L’immobilier commercial représenterait 30% des prêts non performants (NPL) dans les banques supervisées, et 26% des expositions totales aux prêts corporate pour les 32 banques les plus exposées. La BCE a aussi indiqué un certain nombre de manquements : absence de critères de souscription ou de processus pour s’assurer que les sponsors sont directement investis dans les projets (skin in the game), attention insuffisante portée aux flux de trésorerie, part élevée de prêts à échéance (bullet) sans ratio de rendement de la dette indépendant des conditions de marché, etc. Ce dernier point augmente le risque de refinancement, en particulier pour les banques suédoises qui seront sollicitées pour refinancer une partie des 140 milliards de couronnes suédoises (environ 12,5 milliards d’euros) de prêts arrivant à échéance cette année (9% de l’encours CRE total).

1.700 milliards de dollars d’exposition outre-Atlantique

Aux Etats-Unis, les banques américaines ont une exposition de 1.700 milliards de dollars aux prêts CRE, sur laquelle est estimé un taux de pertes cumulées de 8,6% en scénario de stress sur trois à cinq ans.

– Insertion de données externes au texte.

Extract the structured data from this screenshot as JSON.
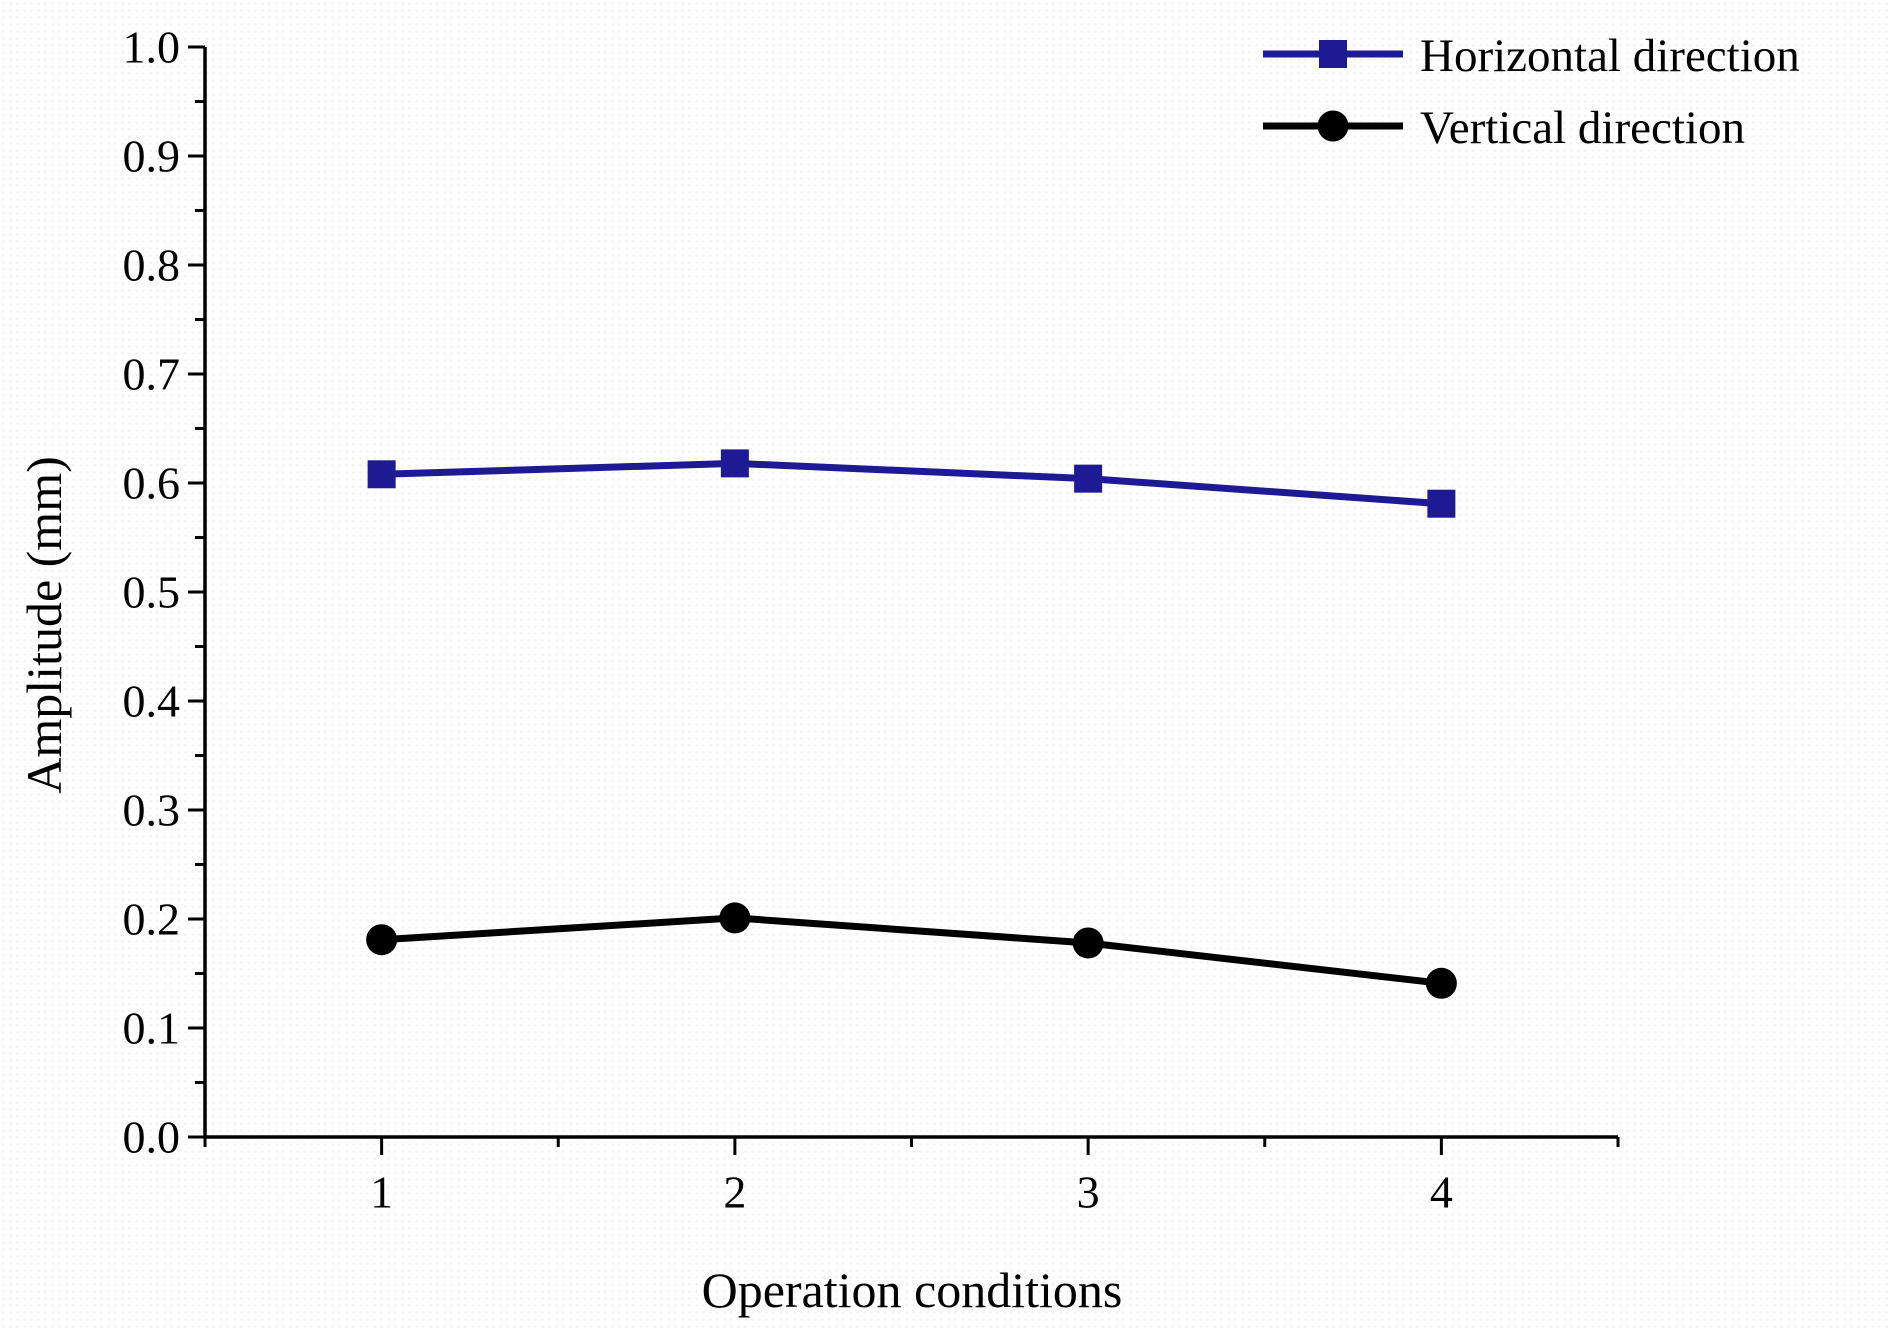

Aux côtés des banques régionales américaines les plus exposées en pourcentage de leurs fonds propres CET1, se trouvent encore plusieurs banques allemandes – notamment Aareal Bank, Deutsche Pfandbriefbank, Bawag ou encore Deutsche Bank.

«Certaines des dernières préoccupations semblent se concentrer sur l’exposition de Deutsche Bank à l’immobilier commercial : si c’est un domaine d’attention pour les perspectives mondiales, les expositions sont globalement en ligne avec le secteur», écrivait lundi la recherche d’Amundi. «Les banques allemandes se sont fait depuis longtemps une spécialité des financements CRE aux Etats-Unis : elles ont un savoir-faire, et plutôt un bon historique, même si leurs provisions pourraient augmenter cette année avec une remontée des risques», conclut aussi Jérôme Legras.